The majority of species eat small invertebrates picked out of mud or exposed soil. Different lengths of bills enable different species to feed in the same habitat, particularly on the coast, without direct competition for food. Many waders have sensitive nerve endings at the end of their bills which enable them to detect prey items hidden in mud or soft soil. Some larger species, particularly those adapted to drier habitats will take larger prey including insects and small reptiles.

=== Sexual dimorphism ===
Shorebirds, like many other animals, exhibit phenotypic differences between males and females, also known as sexual dimorphism. In shorebirds, various sexual dimorphism is seen, including, but not limited to, size (e.g. body size, bill length), colour, and agility. In polygynous species, where one male individual mates with multiple female partners over his lifetime, dimorphisms tend to be more diverse. In monogamous species, where male individuals mate with a single female partner, males typically do not have distinctive dimorphic characteristics such as coloured feathers, but they still tend to be larger in size compared to females. The suborder Charadrii displays the widest range of sexual dimorphisms seen in the order Charadriiformes. However, cases of sexual monomorphism, where there are no distinguishing physical features besides external genitalia, are also seen in this order.

=== Sexual selection ===
One of the biggest factors that leads to the development of sexual dimorphism in shorebirds is sexual selection. Males with ideal characteristics favoured by females are more likely to reproduce and pass on their genetic information to their offspring better than the males who lack such characteristics. Mentioned earlier, male shorebirds are typically larger in size compared to their female counterparts. Competition between males tends to lead to sexual selection toward larger males and as a result, an increase in dimorphism. Bigger males tend to have greater access (and appeal) to female mates because their larger size aids them in defeating other competitors.
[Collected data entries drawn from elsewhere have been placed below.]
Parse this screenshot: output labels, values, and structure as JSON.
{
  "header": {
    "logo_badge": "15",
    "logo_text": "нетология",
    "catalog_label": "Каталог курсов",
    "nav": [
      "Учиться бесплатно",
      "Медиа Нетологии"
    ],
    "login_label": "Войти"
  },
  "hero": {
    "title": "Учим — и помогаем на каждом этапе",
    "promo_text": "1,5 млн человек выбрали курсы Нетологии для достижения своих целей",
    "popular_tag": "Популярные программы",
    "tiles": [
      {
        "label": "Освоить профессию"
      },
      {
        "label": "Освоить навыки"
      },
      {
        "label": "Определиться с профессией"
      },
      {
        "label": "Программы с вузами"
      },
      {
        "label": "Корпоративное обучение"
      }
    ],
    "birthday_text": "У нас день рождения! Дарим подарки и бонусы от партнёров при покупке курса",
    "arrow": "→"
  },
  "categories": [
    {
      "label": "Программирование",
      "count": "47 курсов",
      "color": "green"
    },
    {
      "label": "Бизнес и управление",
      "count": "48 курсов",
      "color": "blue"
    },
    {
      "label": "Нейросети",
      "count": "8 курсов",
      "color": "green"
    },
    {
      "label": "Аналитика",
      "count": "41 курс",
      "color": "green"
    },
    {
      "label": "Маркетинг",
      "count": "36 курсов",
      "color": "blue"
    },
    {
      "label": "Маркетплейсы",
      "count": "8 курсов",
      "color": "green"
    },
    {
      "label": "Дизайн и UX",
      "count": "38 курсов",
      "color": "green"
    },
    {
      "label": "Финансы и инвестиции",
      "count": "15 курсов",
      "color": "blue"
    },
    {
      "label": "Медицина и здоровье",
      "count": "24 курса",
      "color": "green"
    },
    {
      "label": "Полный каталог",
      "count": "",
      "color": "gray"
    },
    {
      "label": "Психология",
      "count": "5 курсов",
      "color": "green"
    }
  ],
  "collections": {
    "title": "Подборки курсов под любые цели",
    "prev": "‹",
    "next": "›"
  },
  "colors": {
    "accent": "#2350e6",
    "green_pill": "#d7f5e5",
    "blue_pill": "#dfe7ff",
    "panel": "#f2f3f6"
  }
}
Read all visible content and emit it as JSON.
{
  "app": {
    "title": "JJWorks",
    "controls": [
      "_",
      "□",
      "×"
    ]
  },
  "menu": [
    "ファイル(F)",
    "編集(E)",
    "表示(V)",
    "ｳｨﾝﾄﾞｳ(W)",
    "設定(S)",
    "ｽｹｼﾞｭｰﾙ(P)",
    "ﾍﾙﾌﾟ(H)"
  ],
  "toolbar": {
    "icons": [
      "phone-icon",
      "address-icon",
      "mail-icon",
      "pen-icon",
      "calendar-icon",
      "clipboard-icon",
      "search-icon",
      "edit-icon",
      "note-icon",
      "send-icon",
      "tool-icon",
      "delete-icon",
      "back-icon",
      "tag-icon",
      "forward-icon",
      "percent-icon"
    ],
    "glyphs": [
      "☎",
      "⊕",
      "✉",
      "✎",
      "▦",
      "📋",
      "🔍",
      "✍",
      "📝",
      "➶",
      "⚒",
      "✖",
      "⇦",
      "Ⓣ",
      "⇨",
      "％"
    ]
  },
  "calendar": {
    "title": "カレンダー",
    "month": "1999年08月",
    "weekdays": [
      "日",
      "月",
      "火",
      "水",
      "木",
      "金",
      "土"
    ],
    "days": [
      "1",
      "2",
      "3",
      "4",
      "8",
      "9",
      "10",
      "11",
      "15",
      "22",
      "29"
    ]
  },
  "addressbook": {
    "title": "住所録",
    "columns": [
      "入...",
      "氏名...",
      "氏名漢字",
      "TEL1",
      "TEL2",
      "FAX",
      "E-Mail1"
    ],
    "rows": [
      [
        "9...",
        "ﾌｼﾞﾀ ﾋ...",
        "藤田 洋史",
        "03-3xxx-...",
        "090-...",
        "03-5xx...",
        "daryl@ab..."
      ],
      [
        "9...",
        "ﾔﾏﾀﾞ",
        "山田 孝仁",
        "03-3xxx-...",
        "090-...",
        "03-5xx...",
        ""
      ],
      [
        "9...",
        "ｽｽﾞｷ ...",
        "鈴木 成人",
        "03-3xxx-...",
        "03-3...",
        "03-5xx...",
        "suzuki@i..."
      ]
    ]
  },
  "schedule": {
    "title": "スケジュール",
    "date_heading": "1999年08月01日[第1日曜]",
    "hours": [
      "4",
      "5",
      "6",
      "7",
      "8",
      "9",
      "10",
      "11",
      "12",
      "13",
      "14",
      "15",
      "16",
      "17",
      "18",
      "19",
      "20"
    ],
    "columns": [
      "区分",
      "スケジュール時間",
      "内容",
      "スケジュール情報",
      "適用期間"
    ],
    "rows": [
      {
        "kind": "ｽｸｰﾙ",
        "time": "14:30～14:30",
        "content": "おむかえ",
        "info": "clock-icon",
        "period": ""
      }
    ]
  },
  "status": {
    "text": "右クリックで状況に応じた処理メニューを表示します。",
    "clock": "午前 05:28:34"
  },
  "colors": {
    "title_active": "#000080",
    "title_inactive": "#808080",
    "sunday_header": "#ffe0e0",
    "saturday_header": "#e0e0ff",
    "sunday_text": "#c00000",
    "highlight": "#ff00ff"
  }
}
Likewise, if the species exhibits gender role reversal (where males take on roles traditionally done by females such as childcare and feeding), then males will select female mates based on traits that are the most appealing. In the Jacana species, females compete with each other for access to male mates, so females are larger in size. Males choose female mates based on who presents herself as the strongest and who 'owns' the most territory.

=== Natural selection ===
Another factor that leads to the development of dimorphisms in species is natural selection. Natural selection focuses on traits and the environment's response to the traits in question; if the said trait increases the overall fitness of the individual possessing it, then it will be 'selected' and eventually become a permanent part of the population's gene pool. For example, depending on the food available in a shorebird specie's respective niche, bigger bill sizes may be favoured in all individuals. This would essentially lead to monomorphism within the species but is subject to change once sexual selection acts on the trait. Sexual selection could give rise to males with relatively larger bills than females if males used their bills to compete with other males. If larger bill size assisted the male in gathering resources, it would also make him more attractive to female mates.